Monday, January 13, 2014

Reform: Tales from a Messy Inbox

While I was growing up, I lived in a house that was condemned. Not only was the foundation so weak that one good blustery wind could have knocked it over, but the amount of stuff piled up was so incredible that when our neighbors called CPS on my parents (oh, the neighborly relations have been chilly ever since), the social worker who met with me and my sister asked us if we knew where to find our toothbrushes.  Anyway, my parents built a new house so the foundation problem was fixed, but the stuff problem is still an issue - so much stuff and so few places to sit or walk. I visited my mother a couple of weeks ago so that means as soon as I got home, I started throwing away everything in our house that wasn't essential.  I am the anti-hoarder. I throw away important documents we need because, you know, papers gotta go.

The one place I tend to let things get out of control is my email.

I logged on to my school email Saturday morning and noticed that my inbox had over six hundred emails in it. I was...disturbed. The account it essentially a year old and I had never really taken the time to organize it.

My gmail account, the one I use primarily for my other job, had an inbox of just about equal length.

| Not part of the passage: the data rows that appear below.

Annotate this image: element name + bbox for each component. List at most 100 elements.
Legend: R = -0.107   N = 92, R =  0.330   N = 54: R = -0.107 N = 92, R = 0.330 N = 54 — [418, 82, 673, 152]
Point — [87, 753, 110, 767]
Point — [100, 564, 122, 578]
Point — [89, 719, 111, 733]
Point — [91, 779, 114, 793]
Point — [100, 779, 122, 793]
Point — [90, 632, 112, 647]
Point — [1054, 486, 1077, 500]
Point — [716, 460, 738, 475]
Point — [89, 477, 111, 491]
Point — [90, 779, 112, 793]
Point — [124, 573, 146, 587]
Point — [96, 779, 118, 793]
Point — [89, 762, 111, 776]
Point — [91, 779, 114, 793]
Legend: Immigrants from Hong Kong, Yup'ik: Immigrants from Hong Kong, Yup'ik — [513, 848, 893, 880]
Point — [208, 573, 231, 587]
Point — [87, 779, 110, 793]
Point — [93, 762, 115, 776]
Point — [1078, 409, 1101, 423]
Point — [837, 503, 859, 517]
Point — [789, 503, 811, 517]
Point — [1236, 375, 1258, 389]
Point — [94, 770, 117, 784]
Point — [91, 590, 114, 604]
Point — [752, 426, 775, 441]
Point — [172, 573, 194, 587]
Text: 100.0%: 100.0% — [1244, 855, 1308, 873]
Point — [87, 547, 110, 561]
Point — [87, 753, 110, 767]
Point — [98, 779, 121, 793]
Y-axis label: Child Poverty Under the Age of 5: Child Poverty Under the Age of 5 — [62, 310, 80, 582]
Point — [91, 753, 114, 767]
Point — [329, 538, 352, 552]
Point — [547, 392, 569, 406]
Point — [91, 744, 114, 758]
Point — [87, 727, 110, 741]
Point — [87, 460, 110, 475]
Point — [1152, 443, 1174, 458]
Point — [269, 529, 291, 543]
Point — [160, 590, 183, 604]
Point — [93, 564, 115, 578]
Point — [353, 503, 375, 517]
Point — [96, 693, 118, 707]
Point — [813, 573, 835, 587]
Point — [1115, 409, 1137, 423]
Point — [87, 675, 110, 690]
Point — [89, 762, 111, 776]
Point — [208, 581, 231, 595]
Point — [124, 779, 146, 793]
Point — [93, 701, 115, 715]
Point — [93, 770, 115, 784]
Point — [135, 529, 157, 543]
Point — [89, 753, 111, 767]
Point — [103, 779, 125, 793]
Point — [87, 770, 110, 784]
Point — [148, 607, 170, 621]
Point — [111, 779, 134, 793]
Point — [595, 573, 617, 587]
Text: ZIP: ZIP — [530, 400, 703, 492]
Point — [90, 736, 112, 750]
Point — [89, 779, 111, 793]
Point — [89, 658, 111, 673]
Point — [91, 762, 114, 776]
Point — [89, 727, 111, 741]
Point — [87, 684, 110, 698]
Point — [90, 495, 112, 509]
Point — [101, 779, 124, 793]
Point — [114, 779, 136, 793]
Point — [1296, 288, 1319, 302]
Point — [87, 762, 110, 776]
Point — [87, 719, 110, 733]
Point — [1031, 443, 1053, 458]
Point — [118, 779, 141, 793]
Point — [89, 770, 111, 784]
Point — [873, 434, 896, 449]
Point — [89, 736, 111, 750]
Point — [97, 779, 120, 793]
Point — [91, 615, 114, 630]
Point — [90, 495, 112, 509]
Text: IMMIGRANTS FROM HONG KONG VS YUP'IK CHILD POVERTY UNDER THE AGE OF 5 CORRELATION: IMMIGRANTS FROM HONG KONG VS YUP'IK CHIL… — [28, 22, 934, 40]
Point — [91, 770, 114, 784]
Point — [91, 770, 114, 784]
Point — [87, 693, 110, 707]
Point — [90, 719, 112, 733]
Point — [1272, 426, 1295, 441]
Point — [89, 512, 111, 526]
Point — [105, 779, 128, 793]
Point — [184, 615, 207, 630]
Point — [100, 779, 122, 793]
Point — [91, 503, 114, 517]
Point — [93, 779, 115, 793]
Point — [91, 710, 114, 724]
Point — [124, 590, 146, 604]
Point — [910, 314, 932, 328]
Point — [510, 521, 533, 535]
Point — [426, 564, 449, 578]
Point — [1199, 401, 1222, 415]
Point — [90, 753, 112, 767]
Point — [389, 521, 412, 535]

And don't even get me started on my hotmail account, the one I use for personal stuff.

My system of multiple accounts drives my husband crazy.  Just consolidate them into one account, he has said so many times that it makes me want to stuff the words right back inside his mouth because I heard him the first 3204982930 times he has said it.  Anyway, I like this system of multiple accounts because I know what types of emails I can expect to get from each account and what types of action I will have to take with each account. 

It's no news to anyone that having a clean inbox makes you feel good, forces you to take quick action on situations that don't require much work on your part, and prevents important messages from getting buried in your inbox which means you don't forget to do those important things.   So this past weekend I spent more hours than you will ever know cleaning out my inboxes and making them look like this:



I will keep my inboxes to ten message or fewer. I will keep my inboxes to ten messages or fewer. I don't usually make New Year's resolutions. Maybe this one should be mine.  So I don't become a digital hoarder.